Posted: October 26, 2020

The Montana Ransomware is a file-locking Trojan that updates previous threats, including the LeakTheMall Ransomware and the Hermes Ransomware. The Montana Ransomware blocks users' files by encrypting them and holds the data hostage, supposedly, until the attacker receives a ransom. Users on Windows systems always should back their work up for safety's sake and maintain anti-malware services for efficiently removing the Montana Ransomware.

Following along with a Trojan Group's Travel Log

New versions of the Hermes Ransomware family, a several-year-old threat, are taking geographical themes that might imply the victims' locations – or, alternately, be random. While one variant, the Beijing Ransomware, is borrowing the name of China's capital, another version, the Montana Ransomware, uses that of an American state. Mysterious targeting metrics aside, malware analysts confirm both the encryption that blocks files and the appearance of a new ransom note.

Although the Montana Ransomware words its demands differently from its brother Trojan, the underlying instructions and expectations are identical. The Trojan delivers these text messages with the plan of forcing victims into paying a ransom for unlocking their files after the Trojan blocks them through a secure form of AES encryption. Malware experts see few chances of the development of a free solution to this encryption attack, which is secure throughout many variants of the family, including Ryuk Ransomware, the MARRACRYPT Ransomware and the RYK Ransomware.

The Montana Ransomware's note does mention targeting network-based entities, which is very common among file-locker Trojans. Threat actors can introduce Trojans to these targets after brute-forcing admin accounts' login credentials or by hijacking insecure RDP features. Some of the threats that malware researchers see deploying during these attacks include spyware, such as Mimikatz.

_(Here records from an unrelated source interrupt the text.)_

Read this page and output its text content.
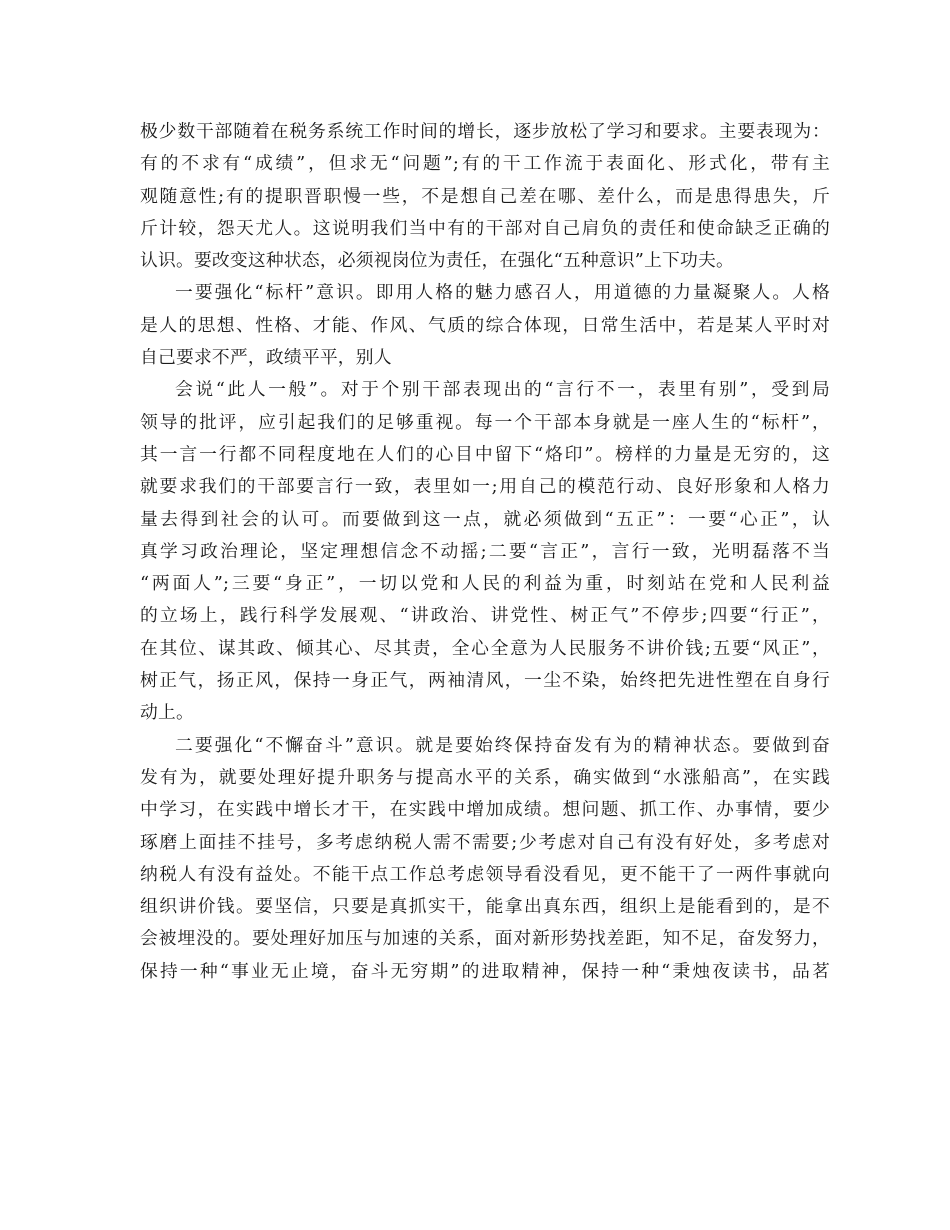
极少数干部随着在税务系统工作时间的增长，逐步放松了学习和要求。主要表现为：
有的不求有“成绩”，但求无“问题”;有的干工作流于表面化、形式化，带有主
观随意性;有的提职晋职慢一些，不是想自己差在哪、差什么，而是患得患失，斤
斤计较，怨天尤人。这说明我们当中有的干部对自己肩负的责任和使命缺乏正确的
认识。要改变这种状态，必须视岗位为责任，在强化“五种意识”上下功夫。
一要强化“标杆”意识。即用人格的魅力感召人，用道德的力量凝聚人。人格
是人的思想、性格、才能、作风、气质的综合体现，日常生活中，若是某人平时对
自己要求不严，政绩平平，别人
会说“此人一般”。对于个别干部表现出的“言行不一，表里有别”，受到局
领导的批评，应引起我们的足够重视。每一个干部本身就是一座人生的“标杆”，
其一言一行都不同程度地在人们的心目中留下“烙印”。榜样的力量是无穷的，这
就要求我们的干部要言行一致，表里如一;用自己的模范行动、良好形象和人格力
量去得到社会的认可。而要做到这一点，就必须做到“五正”：一要“心正”，认
真学习政治理论，坚定理想信念不动摇;二要“言正”，言行一致，光明磊落不当
“两面人”;三要“身正”，一切以党和人民的利益为重，时刻站在党和人民利益
的立场上，践行科学发展观、“讲政治、讲党性、树正气”不停步;四要“行正”，
在其位、谋其政、倾其心、尽其责，全心全意为人民服务不讲价钱;五要“风正”，
树正气，扬正风，保持一身正气，两袖清风，一尘不染，始终把先进性塑在自身行
动上。
二要强化“不懈奋斗”意识。就是要始终保持奋发有为的精神状态。要做到奋
发有为，就要处理好提升职务与提高水平的关系，确实做到“水涨船高”，在实践
中学习，在实践中增长才干，在实践中增加成绩。想问题、抓工作、办事情，要少
琢磨上面挂不挂号，多考虑纳税人需不需要;少考虑对自己有没有好处，多考虑对
纳税人有没有益处。不能干点工作总考虑领导看没看见，更不能干了一两件事就向
组织讲价钱。要坚信，只要是真抓实干，能拿出真东西，组织上是能看到的，是不
会被埋没的。要处理好加压与加速的关系，面对新形势找差距，知不足，奋发努力，
保持一种“事业无止境，奋斗无穷期”的进取精神，保持一种“秉烛夜读书，品茗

Stopping Trojans from Erecting Mountains of Ransoms

The Montana Ransomware's theme might collect from the Mountain States region of the USA, but the strings that Trojans use can be random. There are few indications that the Montana Ransomware would limit its campaign to the US significantly since malware researchers link past Hermes Ransomware attacks to Taiwan and other Asian regions. Generally, Windows users with internet access should behave as if they're at risk from file-locking Trojans like the Montana Ransomware.

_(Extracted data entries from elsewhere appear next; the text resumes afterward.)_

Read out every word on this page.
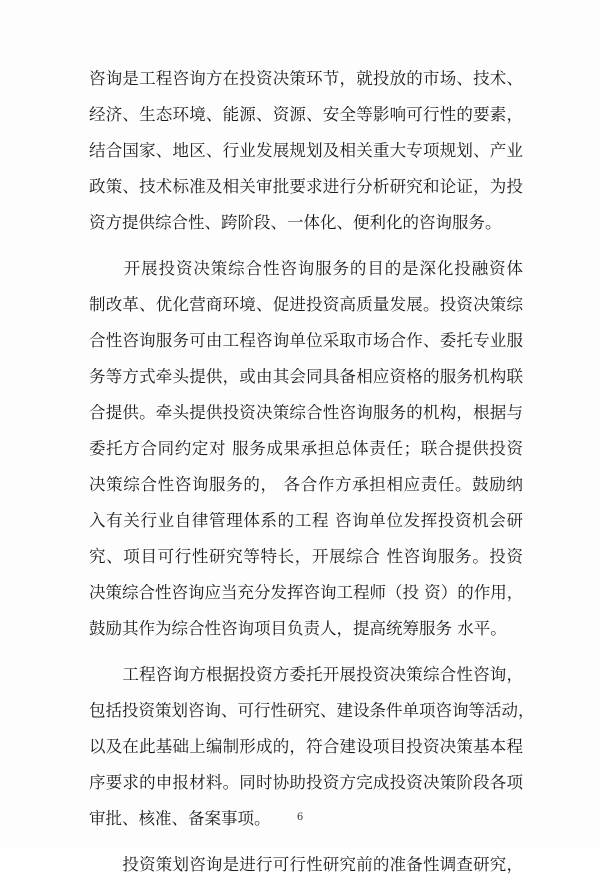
咨询是工程咨询方在投资决策环节，就投放的市场、技术、
经济、生态环境、能源、资源、安全等影响可行性的要素，
结合国家、地区、行业发展规划及相关重大专项规划、产业
政策、技术标准及相关审批要求进行分析研究和论证，为投
资方提供综合性、跨阶段、一体化、便利化的咨询服务。

　　开展投资决策综合性咨询服务的目的是深化投融资体
制改革、优化营商环境、促进投资高质量发展。投资决策综
合性咨询服务可由工程咨询单位采取市场合作、委托专业服
务等方式牵头提供，或由其会同具备相应资格的服务机构联
合提供。牵头提供投资决策综合性咨询服务的机构，根据与
委托方合同约定对 服务成果承担总体责任；联合提供投资
决策综合性咨询服务的， 各合作方承担相应责任。鼓励纳
入有关行业自律管理体系的工程 咨询单位发挥投资机会研
究、项目可行性研究等特长，开展综合 性咨询服务。投资
决策综合性咨询应当充分发挥咨询工程师（投 资）的作用，
鼓励其作为综合性咨询项目负责人，提高统筹服务 水平。

　　工程咨询方根据投资方委托开展投资决策综合性咨询，
包括投资策划咨询、可行性研究、建设条件单项咨询等活动，
以及在此基础上编制形成的，符合建设项目投资决策基本程
序要求的申报材料。同时协助投资方完成投资决策阶段各项
审批、核准、备案事项。

　　投资策划咨询是进行可行性研究前的准备性调查研究，

6
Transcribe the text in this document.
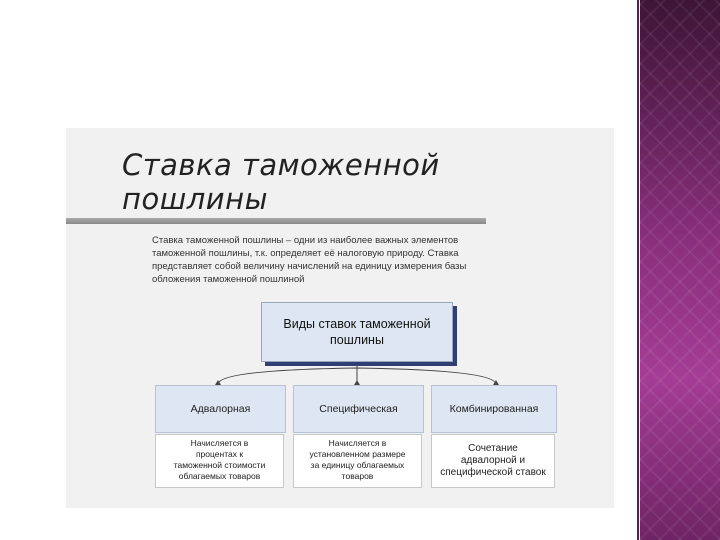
Ставка таможенной
пошлины
Ставка таможенной пошлины – одни из наиболее важных элементов
таможенной пошлины, т.к. определяет её налоговую природу. Ставка
представляет собой величину начислений на единицу измерения базы
обложения таможенной пошлиной
Виды ставок таможенной пошлины
Адвалорная	Специфическая	Комбинированная
Начисляется в
процентах к
таможенной стоимости
облагаемых товаров
Начисляется в
установленном размере
за единицу облагаемых
товаров
Сочетание
адвалорной и
специфической ставок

While browsing the Web, users should turn off features that attackers might exploit, such as JavaScript, Java and Flash. Together with updating software, using secure passwords, and avoiding risky behavior around e-mail attachments, these steps should keep most Windows systems safe. Still, malware researchers always recommend having backups, regardless – particularly, since the Montana Ransomware's family has historical connections to zero-day exploits that aren't fixable with a patch.

As with most well-known Trojan's families, security solutions will identify and delete the Montana Ransomware, either by its family or through general-purpose heuristics.

The Montana Ransomware could cause incalculable harm to any average office network, along with destroying users' more personal files. Recovery by ransom is a calculated gamble, but the odds never favor the one who pays.